RA-Swin: A RefineNet Based Adaptive Model Using Swin Transformer for Monocular Depth Estimation
PubDate: Aug 2022
Teams: Yunnan Normal University
Writers: Mengnan Chen; Jiatao Liu; Yaping Zhang; Qiaosheng Feng
Transformer-based deep learning networks have achieved extraordinary success in the field of natural language processing (NLP) in recent years. However, Transformer faces practical challenges due to the differences in the fields of NLP and visual dense prediction. This paper employs a layered Transformer as a feature extraction encoder for monocular depth estimation to overcome these differences. The encoder takes the original image size as input and performs self-attention computation on non-overlapping local regions of the feature map by shifting the window.
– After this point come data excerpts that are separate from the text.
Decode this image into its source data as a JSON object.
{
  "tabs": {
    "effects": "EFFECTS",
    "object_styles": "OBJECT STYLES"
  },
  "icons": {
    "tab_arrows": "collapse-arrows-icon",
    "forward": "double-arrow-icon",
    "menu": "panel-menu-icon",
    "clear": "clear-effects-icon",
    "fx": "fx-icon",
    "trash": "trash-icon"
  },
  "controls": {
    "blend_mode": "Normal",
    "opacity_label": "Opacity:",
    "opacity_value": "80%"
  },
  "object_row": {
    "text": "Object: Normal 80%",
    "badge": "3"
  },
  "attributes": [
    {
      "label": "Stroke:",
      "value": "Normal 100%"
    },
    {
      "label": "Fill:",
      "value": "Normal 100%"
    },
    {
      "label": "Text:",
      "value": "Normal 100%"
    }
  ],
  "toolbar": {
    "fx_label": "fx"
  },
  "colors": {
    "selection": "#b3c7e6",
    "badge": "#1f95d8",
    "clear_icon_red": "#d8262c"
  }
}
It enables the cross-window information to interact. Different variants of the encoder are followed by an adaptable decoder based on the spatial resampling module and Refine Net. The adaptable decoder can better fuse the multi-scale output features of the encoder while keeping the number of parameters low, combined with skip connections. Experiments show that the encoder-decoder structure in this paper, fine-tuned on the NYU Depth v2 dataset, can also yield substantial improvements for monocular depth estimation. The experimental results show that compared with the current advanced Transformer model DPT -Hybrid, the root mean square error (RMS) of the Swin-B and Swin-L based models are reduced by 1.12% and 2.97%, achieving better depth estimation results.